Abstract Introduction Provision of community-based health services to support independence of older people, and further research in this area, would be improved by a typology of these complex interventions - thereby enabling evidence synthesis and the identification of effective intervention components. We aimed to produce such a typology in preparation for a systematic review and network meta-analysis. Methods The typology was developed based upon the descriptions of these interventions in published reports. This involved four stages: (1) systematic identification of relevant RCTs and related publications; (2) the extraction of descriptions of the interventions (including control/comparison) using the Template for Intervention Description and Replication (TIDieR); (3) a qualitative synthesis generating categories of key intervention features and (4) grouping the interventions based on the categories. Results Our search identified 496 reports of 129 studies, involving 266 intervention arms. 19 intervention components were identified: Formal homecare; Physical exercise; Health education; ADL training; Providing aids and adaptations; Nutritional support; Psychological therapy; Technology for communication and engagement; Cognitive training; Engagement in meaningful activities; Care voucher provision; Alternative medicine; Social skills training; Welfare rights advice; Medication review; Monitoring; Routine risk screening; Multifactorial-action from care planning; and Routine review following multifactorial-action from care planning.

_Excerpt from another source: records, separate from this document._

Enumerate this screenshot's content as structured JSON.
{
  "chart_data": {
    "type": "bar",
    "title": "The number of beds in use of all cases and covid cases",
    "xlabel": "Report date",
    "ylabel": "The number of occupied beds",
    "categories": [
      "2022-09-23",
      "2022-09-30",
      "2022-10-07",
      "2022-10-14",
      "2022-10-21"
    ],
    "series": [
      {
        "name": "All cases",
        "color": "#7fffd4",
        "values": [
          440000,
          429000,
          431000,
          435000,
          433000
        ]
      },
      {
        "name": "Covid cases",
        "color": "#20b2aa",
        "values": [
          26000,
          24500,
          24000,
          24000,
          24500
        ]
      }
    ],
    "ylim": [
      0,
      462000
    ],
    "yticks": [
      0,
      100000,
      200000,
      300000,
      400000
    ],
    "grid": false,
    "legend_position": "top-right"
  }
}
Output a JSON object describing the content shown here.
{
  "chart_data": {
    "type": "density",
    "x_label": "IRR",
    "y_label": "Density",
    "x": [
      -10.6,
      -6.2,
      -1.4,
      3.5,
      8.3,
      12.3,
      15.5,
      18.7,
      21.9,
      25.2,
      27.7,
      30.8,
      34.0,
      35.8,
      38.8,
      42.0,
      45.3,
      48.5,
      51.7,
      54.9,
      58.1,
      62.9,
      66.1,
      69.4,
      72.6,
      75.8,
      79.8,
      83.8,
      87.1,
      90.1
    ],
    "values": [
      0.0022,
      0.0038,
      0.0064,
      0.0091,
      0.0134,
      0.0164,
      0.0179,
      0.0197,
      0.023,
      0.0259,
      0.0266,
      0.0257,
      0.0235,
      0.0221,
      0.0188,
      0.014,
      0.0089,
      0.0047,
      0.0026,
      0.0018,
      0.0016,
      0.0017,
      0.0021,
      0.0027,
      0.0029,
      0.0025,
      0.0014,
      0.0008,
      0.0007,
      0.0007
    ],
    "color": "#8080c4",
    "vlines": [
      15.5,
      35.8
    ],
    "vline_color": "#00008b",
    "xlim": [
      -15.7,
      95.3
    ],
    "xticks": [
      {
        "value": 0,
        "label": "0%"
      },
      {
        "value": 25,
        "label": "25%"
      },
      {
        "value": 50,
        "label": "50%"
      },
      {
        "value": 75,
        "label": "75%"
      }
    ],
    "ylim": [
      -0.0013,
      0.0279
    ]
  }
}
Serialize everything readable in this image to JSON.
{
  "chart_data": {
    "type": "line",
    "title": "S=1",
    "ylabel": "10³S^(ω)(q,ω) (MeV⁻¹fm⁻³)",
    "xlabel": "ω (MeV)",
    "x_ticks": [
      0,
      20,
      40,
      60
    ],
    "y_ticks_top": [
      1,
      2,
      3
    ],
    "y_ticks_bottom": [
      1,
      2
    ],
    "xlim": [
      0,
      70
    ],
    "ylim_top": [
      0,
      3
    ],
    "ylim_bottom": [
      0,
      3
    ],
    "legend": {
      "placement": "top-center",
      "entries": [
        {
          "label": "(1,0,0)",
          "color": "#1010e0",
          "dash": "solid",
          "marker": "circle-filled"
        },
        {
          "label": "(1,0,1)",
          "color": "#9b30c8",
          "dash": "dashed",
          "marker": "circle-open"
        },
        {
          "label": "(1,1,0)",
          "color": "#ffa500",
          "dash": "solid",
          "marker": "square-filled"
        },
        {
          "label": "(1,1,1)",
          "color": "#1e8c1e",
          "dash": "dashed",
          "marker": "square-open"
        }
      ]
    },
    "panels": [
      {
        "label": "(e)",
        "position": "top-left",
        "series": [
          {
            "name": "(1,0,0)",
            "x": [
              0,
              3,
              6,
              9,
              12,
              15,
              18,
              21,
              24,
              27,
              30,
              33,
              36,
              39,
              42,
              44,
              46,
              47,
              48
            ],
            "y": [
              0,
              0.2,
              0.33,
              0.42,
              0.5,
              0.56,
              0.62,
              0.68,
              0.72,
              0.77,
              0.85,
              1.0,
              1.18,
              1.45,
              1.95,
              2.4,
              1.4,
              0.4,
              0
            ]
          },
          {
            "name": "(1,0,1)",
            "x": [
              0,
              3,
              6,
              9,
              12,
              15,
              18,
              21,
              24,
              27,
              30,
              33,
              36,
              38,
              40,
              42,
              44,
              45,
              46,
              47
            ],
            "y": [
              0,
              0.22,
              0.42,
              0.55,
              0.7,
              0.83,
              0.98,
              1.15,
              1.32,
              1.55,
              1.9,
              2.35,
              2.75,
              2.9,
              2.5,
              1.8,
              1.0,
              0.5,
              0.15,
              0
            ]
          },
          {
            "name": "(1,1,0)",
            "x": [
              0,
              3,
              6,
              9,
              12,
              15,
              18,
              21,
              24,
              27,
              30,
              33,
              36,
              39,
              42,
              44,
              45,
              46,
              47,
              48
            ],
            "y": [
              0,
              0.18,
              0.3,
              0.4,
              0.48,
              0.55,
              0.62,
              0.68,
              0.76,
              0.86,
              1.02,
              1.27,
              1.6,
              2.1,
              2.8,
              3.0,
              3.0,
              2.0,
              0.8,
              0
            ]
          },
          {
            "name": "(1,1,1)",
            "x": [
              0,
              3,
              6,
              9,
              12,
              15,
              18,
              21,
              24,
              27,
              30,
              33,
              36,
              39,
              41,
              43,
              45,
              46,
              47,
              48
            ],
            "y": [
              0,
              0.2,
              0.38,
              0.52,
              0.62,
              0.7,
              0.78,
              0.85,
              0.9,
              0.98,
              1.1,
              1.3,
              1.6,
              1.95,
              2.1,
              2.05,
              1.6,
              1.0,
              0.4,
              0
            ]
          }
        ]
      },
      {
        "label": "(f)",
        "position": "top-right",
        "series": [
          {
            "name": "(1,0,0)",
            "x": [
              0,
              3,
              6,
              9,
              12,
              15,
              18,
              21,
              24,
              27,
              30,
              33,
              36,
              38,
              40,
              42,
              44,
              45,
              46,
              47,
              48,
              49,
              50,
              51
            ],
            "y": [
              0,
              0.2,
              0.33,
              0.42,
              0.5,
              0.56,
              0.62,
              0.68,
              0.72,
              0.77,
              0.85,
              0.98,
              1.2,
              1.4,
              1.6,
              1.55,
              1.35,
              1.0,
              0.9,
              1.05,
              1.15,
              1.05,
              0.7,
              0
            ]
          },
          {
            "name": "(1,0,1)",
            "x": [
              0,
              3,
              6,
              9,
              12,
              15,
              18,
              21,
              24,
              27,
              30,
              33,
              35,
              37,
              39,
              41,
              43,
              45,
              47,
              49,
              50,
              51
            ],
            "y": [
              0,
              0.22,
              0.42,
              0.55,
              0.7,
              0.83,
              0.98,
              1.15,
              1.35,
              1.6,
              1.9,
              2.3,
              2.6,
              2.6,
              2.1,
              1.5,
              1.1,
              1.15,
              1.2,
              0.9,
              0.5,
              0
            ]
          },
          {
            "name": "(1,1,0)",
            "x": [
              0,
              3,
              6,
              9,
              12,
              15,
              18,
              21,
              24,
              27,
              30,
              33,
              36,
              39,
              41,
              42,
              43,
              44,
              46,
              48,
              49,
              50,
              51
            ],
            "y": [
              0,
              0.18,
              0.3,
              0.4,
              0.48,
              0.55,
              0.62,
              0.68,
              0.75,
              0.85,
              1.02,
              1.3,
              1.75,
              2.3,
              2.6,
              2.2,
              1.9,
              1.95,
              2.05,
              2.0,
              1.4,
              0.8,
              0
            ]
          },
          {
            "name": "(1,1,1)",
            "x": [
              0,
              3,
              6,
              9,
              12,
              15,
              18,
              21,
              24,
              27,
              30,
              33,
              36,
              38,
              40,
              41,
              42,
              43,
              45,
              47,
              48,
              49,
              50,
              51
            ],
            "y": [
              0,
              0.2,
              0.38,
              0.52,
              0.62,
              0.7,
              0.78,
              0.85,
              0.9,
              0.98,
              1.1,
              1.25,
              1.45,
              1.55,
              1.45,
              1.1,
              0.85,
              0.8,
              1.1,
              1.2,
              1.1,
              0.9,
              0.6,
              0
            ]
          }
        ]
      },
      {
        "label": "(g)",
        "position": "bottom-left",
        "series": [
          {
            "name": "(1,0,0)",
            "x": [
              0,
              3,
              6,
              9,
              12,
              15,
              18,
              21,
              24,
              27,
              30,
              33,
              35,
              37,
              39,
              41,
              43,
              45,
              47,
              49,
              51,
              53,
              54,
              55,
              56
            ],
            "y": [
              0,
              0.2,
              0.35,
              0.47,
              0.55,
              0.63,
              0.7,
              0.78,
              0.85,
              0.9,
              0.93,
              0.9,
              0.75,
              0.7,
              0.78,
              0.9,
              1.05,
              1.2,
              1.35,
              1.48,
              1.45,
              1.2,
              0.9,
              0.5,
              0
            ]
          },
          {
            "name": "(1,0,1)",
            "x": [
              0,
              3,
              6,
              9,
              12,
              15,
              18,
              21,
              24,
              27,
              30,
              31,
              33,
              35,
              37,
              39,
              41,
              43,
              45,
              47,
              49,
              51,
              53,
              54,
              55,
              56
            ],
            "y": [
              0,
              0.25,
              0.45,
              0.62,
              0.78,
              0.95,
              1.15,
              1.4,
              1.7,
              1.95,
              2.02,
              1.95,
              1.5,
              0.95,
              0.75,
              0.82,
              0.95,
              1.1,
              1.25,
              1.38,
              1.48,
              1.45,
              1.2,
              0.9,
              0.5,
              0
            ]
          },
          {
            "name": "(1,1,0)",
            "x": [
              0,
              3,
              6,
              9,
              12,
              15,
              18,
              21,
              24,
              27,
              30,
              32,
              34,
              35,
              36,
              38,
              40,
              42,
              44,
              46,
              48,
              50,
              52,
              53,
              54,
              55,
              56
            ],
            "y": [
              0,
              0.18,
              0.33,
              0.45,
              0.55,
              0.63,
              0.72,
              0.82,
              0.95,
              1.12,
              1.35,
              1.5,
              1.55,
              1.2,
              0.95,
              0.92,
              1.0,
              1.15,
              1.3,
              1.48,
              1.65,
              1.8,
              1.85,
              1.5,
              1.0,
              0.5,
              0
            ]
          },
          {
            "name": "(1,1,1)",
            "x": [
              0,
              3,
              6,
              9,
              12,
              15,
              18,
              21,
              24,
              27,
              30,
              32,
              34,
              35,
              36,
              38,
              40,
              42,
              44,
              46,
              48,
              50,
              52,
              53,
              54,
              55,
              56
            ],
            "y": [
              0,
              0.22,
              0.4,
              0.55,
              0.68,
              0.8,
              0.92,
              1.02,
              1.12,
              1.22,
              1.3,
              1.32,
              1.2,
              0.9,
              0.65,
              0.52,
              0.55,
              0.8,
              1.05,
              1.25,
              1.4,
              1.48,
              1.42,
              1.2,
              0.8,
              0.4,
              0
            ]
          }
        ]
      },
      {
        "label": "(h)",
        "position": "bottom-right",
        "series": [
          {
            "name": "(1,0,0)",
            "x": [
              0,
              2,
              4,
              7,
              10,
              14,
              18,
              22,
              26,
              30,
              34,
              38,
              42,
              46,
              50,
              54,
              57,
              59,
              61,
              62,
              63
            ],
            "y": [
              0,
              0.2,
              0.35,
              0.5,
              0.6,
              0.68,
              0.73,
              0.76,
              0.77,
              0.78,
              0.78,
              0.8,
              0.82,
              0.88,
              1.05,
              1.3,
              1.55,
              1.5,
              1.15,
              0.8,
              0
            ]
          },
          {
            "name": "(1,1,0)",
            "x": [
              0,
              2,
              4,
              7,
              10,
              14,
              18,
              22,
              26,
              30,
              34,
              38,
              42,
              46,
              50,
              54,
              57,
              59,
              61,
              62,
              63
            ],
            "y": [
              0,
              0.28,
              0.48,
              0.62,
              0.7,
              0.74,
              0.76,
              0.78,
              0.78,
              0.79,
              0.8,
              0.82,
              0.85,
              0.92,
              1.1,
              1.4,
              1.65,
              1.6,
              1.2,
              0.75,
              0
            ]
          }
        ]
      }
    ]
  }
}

Multifactorial-action from care planning refers to a process of individualised, multidomain assessment and management resulting in a tailored selection of action components, as in comprehensive geriatric assessment. 63 different intervention types (combinations of these components) were identified. Conclusions The typology provides an empirical basis for service planning and evidence synthesis. Target populations are not explicitly integrated and should be considered separately. The components, being broad actions, are likely to endure; further components may be identified. However, the huge potential number of intervention types constitutes a challenge to typical approaches to effectiveness research. We recommend better reporting about organisational aspects of interventions and usual care.